Definition 2: A sieve $S$ on $U$ is said to be a covering sieve for $U$ when $U$ is the union of all the open sets $V$ in $S$.

From the exercise ibid. . . .

Definition 3: An action $G\times X\stackrel{\cdot}{\to}X$ of a group $G$ on a space $X$ is said to be proper if for every point $x\in X$ there exists a neighbourhood $U_x$ of $x$ with the property that $g\cdot U_x\cap U_x\neq \varnothing$ implies $g = 1$ for all $g\in G$.

From p. 82 ibid. . . .

Definition 4: A covering map $p: \stackrel{\sim}{X} \to X$ is a continuous map between topological spaces such that each $x\in X$ has an open neighborhood $U$, with $x\in U \subset X$, for which $p^{-1}U$ is a disjoint union of open sets $U_i$, each of which is mapped homeomorphically onto $U$ by $p$.

The Question:

Prove that if $G$ acts properly on $X$, the quotient map $\pi: X\to X/G$ to the space $X/G$ of orbits is a covering.

Thoughts:

Let $G$ act properly on a topology $X$, denoted $(g, x)\mapsto g\cdot x$.

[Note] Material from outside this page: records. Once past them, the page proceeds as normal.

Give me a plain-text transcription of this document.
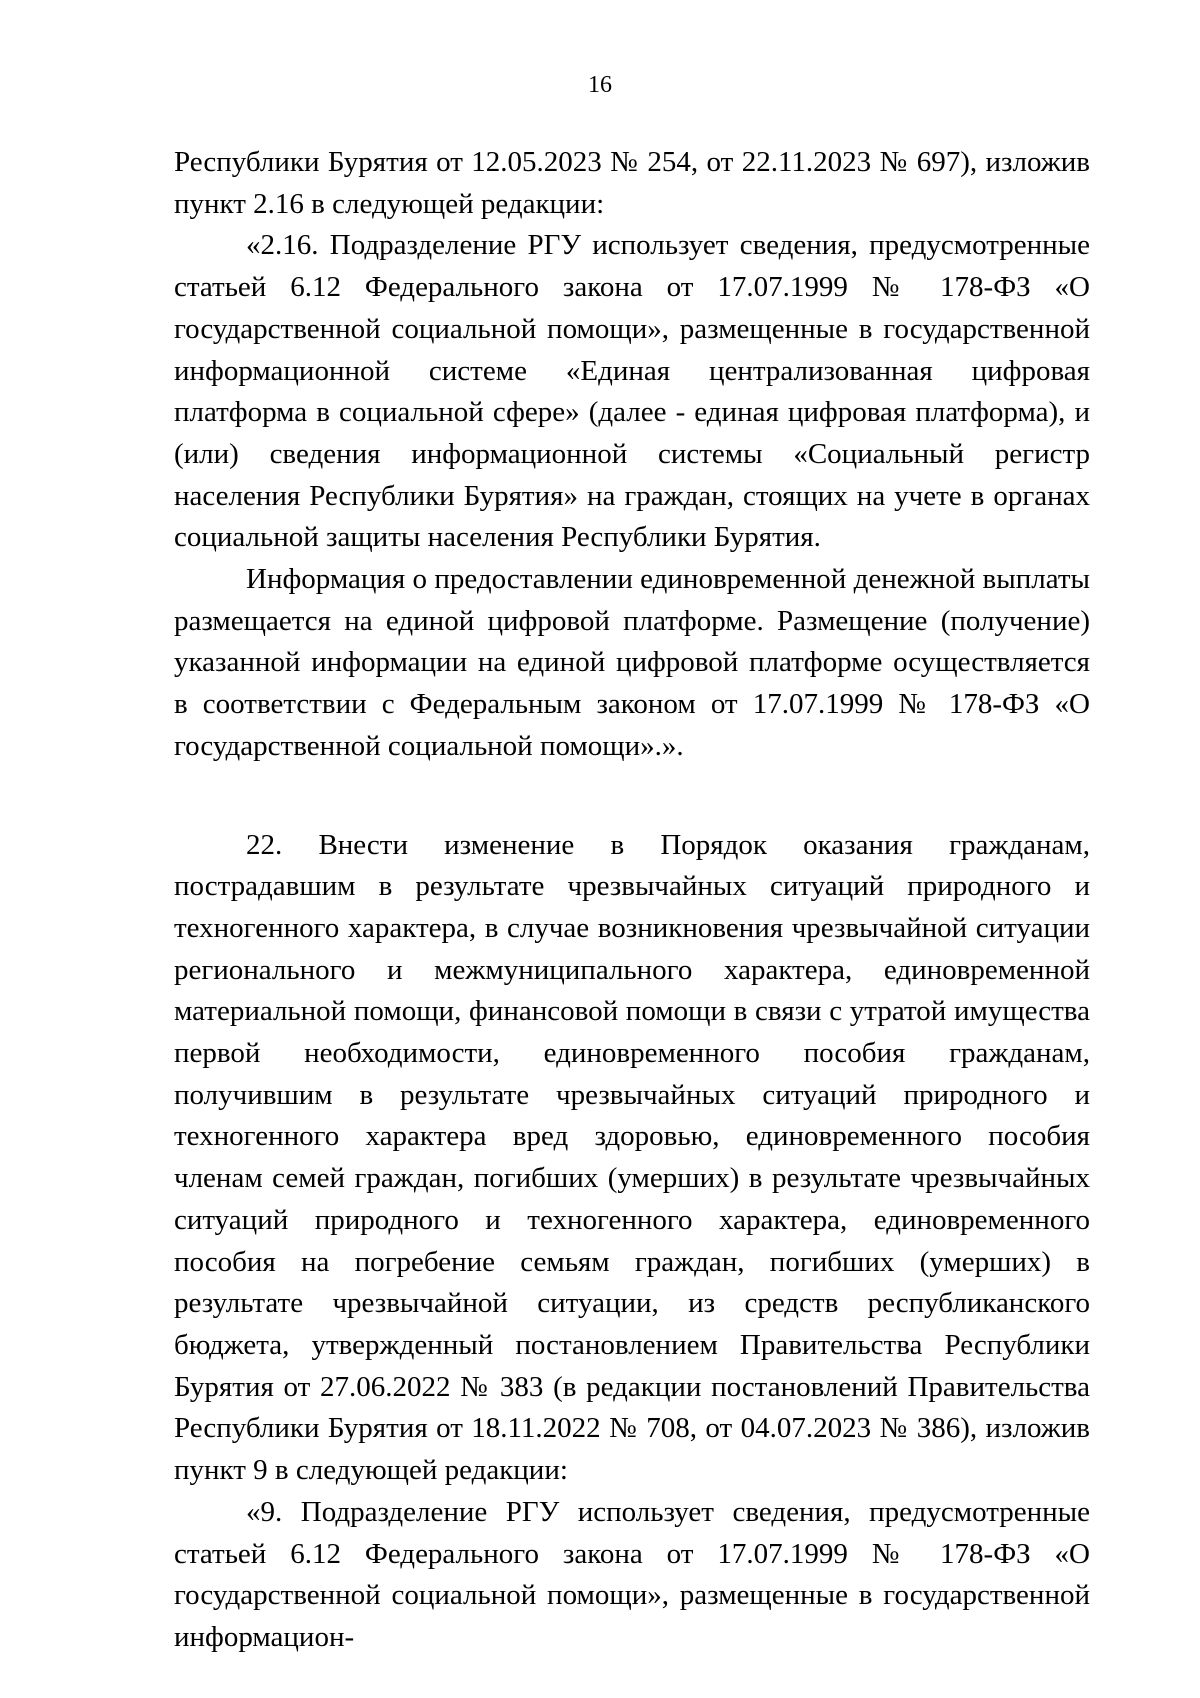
16

Республики Бурятия от 12.05.2023 № 254, от 22.11.2023 № 697), изложив пункт 2.16 в следующей редакции:

«2.16. Подразделение РГУ использует сведения, предусмотренные статьей 6.12 Федерального закона от 17.07.1999 № 178-ФЗ «О государственной социальной помощи», размещенные в государственной информационной системе «Единая централизованная цифровая платформа в социальной сфере» (далее - единая цифровая платформа), и (или) сведения информационной системы «Социальный регистр населения Республики Бурятия» на граждан, стоящих на учете в органах социальной защиты населения Республики Бурятия.

Информация о предоставлении единовременной денежной выплаты размещается на единой цифровой платформе. Размещение (получение) указанной информации на единой цифровой платформе осуществляется в соответствии с Федеральным законом от 17.07.1999 № 178-ФЗ «О государственной социальной помощи».».

22. Внести изменение в Порядок оказания гражданам, пострадавшим в результате чрезвычайных ситуаций природного и техногенного характера, в случае возникновения чрезвычайной ситуации регионального и межмуниципального характера, единовременной материальной помощи, финансовой помощи в связи с утратой имущества первой необходимости, единовременного пособия гражданам, получившим в результате чрезвычайных ситуаций природного и техногенного характера вред здоровью, единовременного пособия членам семей граждан, погибших (умерших) в результате чрезвычайных ситуаций природного и техногенного характера, единовременного пособия на погребение семьям граждан, погибших (умерших) в результате чрезвычайной ситуации, из средств республиканского бюджета, утвержденный постановлением Правительства Республики Бурятия от 27.06.2022 № 383 (в редакции постановлений Правительства Республики Бурятия от 18.11.2022 № 708, от 04.07.2023 № 386), изложив пункт 9 в следующей редакции:

«9. Подразделение РГУ использует сведения, предусмотренные статьей 6.12 Федерального закона от 17.07.1999 № 178-ФЗ «О государственной социальной помощи», размещенные в государственной информацион-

My first thought is to consider finite $G$ or finite $X$ to make the problem tractable. To this end, let $G$ be the trivial group.

Then, indeed, for all $x\in X$, we have that, since $X\in\mathcal{O}(X)$, there exists a neighbourhood (namely, $X$), for which, for any $g\in G$, if $g\cdot X\cap X\neq \varnothing$, then $g=1$. This is far from edifying though. One can see clearly that $X/G$ is in bijection with $X$ (I think) and, indeed, all open sets are subsets of $X$. Thus $\pi:X\to X/G$, as described in the exercise, is a covering.

But I'm not sure about that last sentence. Does it even make sense?

Does one have to consider $\pi$ and $\{\pi\}$ as roughly the same thing to fit into Definition 1 and Definition 2?

I feel way off.

Where do I go from here?

Please help 🙂

Answer 1

Hint: Suppose that the action $G\times X\to X$ is proper in the sense of this book (which is a nonstandard definition by the way). Given $x\in X$, show that $V=\pi(U_x)$ is a neighborhood of $y=\pi(x)$ in $Y=X/G$. Now, describe the preimage $\pi^{-1}(V)$ as a disjoint union of suitable open subsets of $X$. Analyze the restriction of $\pi$ to these open subsets. ... Conclude that $\pi: X\to Y$ is a covering map.